Young Thomas Jefferson loved to measure the natural world: plants and animals, mountains and streams, crops and weather. With a notepad in his pocket, he constantly examined, experimented, and explored. He dreamed of making great discoveries like the well-known scientific author, Count Georges-Louis Leclerc de Buffon.
But when Buffon published an encyclopedia of the natural world, Jefferson was furious! According to the French count, America was cold and swampy, and filled with small and boring animals, nothing like the majestic creatures of the OId World. Jefferson knew Buffon had never even been to America. Where had Buffon gotten his information? Had he cherry-picked the facts to suit his arguments? Was he biased in favor of Europe?

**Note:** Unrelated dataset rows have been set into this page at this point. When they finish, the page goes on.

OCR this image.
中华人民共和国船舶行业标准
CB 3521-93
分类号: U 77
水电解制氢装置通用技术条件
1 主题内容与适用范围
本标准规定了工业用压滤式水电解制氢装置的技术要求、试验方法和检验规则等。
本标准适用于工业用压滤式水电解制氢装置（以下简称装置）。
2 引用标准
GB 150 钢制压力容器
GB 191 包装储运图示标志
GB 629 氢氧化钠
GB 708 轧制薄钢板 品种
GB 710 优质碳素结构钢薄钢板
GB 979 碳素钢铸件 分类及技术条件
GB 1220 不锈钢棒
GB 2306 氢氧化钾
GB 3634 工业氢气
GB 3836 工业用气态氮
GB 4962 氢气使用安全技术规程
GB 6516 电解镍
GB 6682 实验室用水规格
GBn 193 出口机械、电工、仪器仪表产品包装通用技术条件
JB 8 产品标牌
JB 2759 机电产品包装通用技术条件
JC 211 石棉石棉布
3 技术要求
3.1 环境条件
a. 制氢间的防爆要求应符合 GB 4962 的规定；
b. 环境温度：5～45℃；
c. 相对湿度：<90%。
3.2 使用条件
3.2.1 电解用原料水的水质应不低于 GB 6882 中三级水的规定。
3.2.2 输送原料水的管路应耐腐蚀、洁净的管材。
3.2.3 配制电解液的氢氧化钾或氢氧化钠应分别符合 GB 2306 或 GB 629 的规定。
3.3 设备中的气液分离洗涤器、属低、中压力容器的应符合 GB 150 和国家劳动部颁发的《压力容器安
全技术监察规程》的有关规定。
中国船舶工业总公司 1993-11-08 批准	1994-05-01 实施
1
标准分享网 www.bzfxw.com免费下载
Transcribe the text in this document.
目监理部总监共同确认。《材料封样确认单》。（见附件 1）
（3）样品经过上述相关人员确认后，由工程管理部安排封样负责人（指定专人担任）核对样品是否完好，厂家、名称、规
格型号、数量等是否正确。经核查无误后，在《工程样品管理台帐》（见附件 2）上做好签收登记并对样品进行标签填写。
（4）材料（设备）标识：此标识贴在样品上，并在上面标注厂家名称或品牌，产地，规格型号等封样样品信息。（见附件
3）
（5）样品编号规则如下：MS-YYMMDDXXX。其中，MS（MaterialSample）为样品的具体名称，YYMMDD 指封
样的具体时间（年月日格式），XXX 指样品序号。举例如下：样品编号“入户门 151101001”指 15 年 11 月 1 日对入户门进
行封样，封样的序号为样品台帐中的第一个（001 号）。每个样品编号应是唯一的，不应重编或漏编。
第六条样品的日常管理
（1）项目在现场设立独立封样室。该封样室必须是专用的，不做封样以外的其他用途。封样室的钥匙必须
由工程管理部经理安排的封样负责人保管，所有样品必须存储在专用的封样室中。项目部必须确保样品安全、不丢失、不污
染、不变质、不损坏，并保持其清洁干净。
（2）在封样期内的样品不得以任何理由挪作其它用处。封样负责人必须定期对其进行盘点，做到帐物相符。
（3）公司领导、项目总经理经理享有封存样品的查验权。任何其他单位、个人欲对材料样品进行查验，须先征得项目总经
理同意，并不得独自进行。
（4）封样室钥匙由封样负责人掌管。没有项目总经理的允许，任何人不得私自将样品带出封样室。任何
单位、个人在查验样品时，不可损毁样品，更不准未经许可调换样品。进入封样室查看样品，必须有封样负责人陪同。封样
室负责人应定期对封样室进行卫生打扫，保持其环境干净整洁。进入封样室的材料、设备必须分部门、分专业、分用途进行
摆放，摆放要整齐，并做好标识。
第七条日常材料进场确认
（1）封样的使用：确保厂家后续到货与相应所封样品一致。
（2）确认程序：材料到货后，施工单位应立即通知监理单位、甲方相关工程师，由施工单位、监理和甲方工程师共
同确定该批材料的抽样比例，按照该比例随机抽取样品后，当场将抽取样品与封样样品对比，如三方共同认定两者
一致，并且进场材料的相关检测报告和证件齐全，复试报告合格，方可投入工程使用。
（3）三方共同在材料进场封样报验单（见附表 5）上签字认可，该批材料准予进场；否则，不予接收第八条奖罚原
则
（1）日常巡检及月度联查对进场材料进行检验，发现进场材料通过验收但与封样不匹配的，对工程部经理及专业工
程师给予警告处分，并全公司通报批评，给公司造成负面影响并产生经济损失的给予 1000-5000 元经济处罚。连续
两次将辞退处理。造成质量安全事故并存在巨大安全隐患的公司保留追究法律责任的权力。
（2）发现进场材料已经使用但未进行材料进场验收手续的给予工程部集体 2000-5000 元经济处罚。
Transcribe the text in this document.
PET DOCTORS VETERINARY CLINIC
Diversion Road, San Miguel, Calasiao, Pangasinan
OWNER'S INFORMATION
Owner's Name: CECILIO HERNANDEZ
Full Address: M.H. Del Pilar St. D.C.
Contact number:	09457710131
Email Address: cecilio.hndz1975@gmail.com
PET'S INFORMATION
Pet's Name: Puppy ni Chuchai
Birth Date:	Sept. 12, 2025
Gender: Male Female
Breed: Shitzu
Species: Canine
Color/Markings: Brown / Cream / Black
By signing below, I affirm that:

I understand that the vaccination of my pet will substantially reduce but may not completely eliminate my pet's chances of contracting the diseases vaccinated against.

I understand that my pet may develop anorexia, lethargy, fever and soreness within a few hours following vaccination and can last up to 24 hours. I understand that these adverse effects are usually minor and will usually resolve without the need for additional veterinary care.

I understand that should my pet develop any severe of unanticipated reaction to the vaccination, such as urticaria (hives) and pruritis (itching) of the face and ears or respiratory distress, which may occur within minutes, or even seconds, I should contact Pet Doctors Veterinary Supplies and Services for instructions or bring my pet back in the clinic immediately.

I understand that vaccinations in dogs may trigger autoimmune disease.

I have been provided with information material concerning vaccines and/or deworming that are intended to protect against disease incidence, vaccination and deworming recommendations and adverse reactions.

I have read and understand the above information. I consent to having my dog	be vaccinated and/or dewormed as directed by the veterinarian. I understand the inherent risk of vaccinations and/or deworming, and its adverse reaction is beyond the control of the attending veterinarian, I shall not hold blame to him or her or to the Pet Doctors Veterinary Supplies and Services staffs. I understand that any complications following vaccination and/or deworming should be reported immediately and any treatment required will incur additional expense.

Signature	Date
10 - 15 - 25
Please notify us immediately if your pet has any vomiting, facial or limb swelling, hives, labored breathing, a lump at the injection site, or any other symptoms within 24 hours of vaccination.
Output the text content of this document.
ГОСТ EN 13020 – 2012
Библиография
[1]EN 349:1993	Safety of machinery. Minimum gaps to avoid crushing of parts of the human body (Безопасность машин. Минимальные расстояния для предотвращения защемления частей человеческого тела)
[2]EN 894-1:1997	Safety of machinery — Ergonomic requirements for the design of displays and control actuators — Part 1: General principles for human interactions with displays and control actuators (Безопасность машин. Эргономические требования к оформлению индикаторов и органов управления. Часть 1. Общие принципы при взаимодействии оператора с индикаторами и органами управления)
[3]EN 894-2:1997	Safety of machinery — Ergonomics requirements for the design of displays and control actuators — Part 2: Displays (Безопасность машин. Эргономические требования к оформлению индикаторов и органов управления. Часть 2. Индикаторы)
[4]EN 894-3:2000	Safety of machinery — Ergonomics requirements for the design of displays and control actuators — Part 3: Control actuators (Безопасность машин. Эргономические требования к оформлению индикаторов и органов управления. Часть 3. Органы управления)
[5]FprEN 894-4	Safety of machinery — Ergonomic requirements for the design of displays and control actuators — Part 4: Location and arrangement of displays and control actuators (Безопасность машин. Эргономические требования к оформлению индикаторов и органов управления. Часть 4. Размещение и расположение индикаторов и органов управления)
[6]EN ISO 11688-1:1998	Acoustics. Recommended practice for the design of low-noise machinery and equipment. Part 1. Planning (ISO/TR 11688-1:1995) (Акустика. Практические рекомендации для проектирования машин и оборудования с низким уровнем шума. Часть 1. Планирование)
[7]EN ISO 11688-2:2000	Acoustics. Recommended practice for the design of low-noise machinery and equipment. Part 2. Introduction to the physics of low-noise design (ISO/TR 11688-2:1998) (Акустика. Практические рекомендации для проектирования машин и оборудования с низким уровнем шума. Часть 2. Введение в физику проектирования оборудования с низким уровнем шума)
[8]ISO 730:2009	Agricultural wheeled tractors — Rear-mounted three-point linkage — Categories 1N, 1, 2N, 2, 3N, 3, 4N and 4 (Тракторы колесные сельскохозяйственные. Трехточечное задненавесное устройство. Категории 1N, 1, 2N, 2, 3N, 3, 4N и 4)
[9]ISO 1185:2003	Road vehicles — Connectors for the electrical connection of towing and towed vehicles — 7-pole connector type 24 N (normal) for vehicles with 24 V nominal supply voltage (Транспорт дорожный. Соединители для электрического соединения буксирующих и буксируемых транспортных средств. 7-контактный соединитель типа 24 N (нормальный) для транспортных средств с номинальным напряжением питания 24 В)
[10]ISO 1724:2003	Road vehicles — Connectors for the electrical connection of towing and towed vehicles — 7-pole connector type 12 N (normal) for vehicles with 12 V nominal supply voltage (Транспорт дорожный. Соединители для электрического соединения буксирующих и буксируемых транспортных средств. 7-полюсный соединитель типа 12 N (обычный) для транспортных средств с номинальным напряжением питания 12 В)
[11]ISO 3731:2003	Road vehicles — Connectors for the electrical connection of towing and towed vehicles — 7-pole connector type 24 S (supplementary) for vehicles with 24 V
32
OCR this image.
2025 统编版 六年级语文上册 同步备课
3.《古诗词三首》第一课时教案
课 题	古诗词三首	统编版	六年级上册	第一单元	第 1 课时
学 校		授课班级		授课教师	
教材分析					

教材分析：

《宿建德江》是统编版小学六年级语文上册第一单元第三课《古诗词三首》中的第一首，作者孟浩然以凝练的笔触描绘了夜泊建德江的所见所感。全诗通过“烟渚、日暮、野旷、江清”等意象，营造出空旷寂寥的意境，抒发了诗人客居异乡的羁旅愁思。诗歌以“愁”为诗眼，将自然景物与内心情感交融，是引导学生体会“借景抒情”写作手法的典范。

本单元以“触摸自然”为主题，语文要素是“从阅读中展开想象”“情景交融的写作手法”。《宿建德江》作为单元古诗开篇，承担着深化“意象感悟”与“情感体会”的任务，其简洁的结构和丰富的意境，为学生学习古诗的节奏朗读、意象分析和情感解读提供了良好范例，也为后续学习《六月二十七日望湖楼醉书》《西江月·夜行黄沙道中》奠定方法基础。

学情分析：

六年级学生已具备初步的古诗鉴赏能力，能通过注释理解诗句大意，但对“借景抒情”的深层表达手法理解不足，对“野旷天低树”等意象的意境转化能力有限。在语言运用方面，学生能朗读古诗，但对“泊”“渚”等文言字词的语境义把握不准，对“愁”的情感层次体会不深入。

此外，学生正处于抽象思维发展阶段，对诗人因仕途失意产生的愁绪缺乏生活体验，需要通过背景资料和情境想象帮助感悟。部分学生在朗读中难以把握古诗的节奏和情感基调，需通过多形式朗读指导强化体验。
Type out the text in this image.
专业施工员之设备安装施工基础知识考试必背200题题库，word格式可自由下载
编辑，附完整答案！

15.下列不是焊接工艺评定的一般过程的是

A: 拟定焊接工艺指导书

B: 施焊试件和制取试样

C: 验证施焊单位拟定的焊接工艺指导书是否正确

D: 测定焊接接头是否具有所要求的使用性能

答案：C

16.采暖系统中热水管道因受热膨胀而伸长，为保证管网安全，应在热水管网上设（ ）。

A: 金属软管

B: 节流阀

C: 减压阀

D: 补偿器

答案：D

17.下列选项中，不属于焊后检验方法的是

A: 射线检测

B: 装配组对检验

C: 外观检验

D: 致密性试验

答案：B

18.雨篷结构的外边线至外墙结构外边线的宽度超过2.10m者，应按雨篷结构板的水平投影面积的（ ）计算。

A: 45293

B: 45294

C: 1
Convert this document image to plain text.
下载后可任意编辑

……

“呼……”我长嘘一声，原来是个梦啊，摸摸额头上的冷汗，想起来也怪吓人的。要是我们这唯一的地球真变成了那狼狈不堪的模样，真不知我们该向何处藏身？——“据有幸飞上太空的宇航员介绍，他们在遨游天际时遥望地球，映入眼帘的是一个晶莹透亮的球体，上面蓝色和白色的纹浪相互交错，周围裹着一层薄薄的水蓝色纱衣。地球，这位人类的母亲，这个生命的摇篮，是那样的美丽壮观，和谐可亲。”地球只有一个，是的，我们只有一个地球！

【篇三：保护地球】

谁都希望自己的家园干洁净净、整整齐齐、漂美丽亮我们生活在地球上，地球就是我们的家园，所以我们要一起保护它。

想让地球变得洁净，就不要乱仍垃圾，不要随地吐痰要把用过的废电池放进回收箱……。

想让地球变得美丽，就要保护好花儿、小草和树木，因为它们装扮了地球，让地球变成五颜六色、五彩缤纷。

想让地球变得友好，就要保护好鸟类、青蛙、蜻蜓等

How could Jefferson prove Buffon wrong? By using scientific inquiry, of course! This first picture book to emphasize Jefferson’s use of scientific methods is an accessible and entertaining approach to a lesser-known side of Jefferson.
About the Author
Beth Anderson is the author of Revolutionary Prudence Wright: Leading the Minute Women in the Fight for Independence, and Tad Lincoln’s Restless Wriggle: Pandemonium and Patience in the President’s House. Her title, Lizzie Demands a Seat, won the Bank Street Flora Stieglitz Straus Award and the Sugarman Children’s Biography Honor Award, and was a JLG selection.
Jeremy Holmes is an award-winning picture book illustrator. His debut book, There Was an Old Lady Who Swallowed a Fly won the prestigious BolognaRagazzi Opera Prima Award. He also assisted with the creation of the puppets for the Emmy-nominated show Helpsters on PBS.